Another option is fiberglass resin. ;)
 
I used real rubber roofing for a deer stand/ fish house, glued onto plywood. I used to load it on a trailer and move it 100 miles between deer hunting and the lake, works great.
 
Just a thought and curious for a project of my own. Would elastomeric roof coating work in this situation or over treated plywood? My project is stationary.
 
I would not put any time or money into salvaging this failed project. It sounds like he cut so many corners you would be better off starting from scratch.

It's possible to make strong, watertight structures from plywood. They're called "boats" and I've made one myself. But you don't make them out of lauan, 2x2s and polyurethane varnish. You use marine plywood and epoxy resin. Marine plywood has no voids where water can collect; it is not cheap. If the builder hasn't been able to fix the leaks, that lauan is already disintegrating inside. And I would assume he got the rest of his materials at Home Depot, so he probably didn't use any corrosion-resistant fasteners.

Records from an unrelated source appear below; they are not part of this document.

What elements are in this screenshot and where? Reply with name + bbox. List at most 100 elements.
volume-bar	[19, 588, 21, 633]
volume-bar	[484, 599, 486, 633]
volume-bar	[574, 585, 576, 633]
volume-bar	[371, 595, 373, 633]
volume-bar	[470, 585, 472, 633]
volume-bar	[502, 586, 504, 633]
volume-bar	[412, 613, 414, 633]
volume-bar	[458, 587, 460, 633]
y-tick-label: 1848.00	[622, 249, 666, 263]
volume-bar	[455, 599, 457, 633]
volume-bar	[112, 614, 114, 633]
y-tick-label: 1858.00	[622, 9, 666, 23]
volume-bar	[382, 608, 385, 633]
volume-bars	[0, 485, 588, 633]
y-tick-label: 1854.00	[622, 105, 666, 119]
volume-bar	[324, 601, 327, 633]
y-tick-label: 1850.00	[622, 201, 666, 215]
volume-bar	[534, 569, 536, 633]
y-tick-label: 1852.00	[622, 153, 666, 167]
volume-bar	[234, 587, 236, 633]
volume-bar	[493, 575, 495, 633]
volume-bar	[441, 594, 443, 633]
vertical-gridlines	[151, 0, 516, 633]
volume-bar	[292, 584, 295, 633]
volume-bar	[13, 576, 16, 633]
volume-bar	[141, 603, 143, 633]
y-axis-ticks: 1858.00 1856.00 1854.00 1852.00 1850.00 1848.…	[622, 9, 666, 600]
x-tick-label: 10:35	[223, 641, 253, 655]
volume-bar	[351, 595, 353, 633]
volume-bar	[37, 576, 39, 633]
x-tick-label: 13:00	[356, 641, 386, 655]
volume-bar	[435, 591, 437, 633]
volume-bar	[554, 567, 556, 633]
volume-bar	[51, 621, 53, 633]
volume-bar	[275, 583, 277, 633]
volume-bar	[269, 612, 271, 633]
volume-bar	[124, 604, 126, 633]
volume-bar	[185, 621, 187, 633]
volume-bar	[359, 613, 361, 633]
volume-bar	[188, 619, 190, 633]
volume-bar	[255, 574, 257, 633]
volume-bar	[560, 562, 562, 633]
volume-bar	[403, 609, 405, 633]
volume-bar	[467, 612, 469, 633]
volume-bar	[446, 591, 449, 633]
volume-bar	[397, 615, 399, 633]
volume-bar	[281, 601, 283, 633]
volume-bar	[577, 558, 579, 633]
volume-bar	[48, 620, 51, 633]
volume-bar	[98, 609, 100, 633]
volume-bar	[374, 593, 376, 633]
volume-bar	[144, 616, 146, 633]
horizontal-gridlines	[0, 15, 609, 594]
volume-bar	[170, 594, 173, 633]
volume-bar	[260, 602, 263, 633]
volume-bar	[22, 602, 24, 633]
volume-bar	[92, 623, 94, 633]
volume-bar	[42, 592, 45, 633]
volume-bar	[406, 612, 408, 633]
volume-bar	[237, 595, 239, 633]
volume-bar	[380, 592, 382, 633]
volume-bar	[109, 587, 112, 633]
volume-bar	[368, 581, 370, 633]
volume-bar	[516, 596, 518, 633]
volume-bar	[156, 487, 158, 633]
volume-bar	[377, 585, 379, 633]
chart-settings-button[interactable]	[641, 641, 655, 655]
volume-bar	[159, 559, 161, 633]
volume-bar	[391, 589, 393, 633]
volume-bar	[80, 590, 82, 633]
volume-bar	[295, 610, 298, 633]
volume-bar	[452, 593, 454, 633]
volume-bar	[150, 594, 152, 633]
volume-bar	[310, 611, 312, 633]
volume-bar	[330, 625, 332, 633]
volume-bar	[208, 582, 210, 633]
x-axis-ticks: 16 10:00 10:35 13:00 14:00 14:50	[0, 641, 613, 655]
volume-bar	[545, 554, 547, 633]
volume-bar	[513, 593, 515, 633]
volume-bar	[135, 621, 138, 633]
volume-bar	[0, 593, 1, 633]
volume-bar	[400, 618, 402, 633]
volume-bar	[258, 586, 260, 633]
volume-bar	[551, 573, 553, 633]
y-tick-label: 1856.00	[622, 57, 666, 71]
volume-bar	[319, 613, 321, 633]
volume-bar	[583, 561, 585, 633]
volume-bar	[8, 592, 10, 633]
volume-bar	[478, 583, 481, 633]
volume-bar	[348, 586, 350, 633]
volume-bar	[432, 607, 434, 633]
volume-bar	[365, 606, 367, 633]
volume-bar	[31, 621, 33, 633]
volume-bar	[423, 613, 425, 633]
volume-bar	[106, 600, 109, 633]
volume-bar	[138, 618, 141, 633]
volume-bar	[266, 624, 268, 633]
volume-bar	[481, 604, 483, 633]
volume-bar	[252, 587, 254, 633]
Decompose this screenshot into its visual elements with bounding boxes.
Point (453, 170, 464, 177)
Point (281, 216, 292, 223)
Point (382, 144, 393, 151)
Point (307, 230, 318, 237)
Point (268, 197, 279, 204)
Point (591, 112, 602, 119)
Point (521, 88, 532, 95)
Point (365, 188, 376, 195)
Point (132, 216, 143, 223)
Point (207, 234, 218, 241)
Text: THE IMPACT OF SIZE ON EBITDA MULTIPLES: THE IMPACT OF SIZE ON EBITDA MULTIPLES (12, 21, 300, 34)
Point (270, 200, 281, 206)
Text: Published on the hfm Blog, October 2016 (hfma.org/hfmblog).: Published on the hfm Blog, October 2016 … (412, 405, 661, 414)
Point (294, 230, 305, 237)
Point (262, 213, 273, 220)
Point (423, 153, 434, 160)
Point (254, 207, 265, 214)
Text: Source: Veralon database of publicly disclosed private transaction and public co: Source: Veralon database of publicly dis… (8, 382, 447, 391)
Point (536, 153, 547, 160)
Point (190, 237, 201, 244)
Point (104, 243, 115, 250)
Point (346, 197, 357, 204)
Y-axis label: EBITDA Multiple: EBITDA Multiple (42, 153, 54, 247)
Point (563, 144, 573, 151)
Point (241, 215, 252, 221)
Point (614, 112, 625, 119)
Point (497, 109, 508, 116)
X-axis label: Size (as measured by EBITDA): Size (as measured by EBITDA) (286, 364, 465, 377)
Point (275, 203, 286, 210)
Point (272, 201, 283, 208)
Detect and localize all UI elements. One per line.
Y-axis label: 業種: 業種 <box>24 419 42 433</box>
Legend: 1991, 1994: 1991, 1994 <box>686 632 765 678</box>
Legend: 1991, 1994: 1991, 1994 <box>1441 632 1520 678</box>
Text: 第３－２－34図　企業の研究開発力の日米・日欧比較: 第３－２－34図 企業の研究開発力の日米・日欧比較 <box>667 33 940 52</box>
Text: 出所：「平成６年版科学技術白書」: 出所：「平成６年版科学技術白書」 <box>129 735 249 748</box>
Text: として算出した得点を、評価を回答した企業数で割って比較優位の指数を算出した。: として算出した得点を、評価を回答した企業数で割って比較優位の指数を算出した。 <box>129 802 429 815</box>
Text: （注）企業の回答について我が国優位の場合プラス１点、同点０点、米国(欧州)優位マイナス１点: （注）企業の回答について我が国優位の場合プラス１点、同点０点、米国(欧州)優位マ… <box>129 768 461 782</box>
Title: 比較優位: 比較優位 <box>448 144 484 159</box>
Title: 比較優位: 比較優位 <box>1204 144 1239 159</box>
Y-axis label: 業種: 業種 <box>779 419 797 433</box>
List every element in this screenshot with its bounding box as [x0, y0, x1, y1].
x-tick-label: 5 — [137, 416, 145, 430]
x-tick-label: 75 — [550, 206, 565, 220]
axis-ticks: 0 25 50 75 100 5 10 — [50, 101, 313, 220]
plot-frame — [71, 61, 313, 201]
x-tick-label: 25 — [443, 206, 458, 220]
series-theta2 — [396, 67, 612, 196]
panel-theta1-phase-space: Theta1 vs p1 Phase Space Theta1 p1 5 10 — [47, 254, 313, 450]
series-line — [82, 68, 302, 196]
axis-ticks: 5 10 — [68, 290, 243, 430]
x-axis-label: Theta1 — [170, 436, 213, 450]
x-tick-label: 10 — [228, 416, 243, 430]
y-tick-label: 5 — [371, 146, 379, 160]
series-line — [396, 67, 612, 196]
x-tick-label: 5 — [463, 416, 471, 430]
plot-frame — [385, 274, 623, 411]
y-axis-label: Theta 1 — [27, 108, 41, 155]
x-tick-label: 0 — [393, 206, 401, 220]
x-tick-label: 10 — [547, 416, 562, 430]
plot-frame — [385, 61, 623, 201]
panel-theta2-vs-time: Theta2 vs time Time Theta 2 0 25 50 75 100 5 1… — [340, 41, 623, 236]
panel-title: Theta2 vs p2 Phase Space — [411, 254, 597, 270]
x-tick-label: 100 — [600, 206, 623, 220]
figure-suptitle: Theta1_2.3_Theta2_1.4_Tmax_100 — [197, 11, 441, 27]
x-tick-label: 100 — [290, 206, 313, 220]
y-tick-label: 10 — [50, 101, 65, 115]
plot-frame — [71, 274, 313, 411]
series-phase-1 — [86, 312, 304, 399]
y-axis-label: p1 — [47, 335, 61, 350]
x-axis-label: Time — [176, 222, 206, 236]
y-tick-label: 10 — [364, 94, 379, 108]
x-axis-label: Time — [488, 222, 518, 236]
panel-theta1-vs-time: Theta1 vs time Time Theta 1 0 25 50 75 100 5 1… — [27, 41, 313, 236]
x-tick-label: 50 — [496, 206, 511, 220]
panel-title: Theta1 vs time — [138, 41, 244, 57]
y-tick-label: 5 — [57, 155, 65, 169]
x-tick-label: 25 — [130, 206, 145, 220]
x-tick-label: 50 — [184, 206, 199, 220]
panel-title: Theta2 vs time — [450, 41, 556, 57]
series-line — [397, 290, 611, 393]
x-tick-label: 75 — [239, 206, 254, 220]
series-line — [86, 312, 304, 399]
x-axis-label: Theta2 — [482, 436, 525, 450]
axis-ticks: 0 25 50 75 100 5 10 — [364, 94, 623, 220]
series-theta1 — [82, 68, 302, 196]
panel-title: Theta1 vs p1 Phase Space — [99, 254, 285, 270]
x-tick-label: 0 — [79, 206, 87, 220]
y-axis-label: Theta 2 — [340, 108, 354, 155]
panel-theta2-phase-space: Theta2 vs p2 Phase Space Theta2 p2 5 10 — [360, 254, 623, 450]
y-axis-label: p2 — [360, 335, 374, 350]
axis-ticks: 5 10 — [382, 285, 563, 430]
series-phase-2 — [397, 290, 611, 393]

As for the polyurethane finish, there are very few urethane varnishes that are suitable for exterior use. Those that will stand up to the weather are very expensive, upwards of 50 bucks a quart.

That said, you have nothing to lose but a few hours of your time and and a few hundred bucks worth of aluminum and screws. Good luck.
 
If you put tin on the plywood I would lay a 30lb felt on first, that way you'll be protected from condensation.
 
Not sure how it would work with treated wood, but on my old Starcraft popup campers, the aluminum was glued directly to the thin lauan plywood.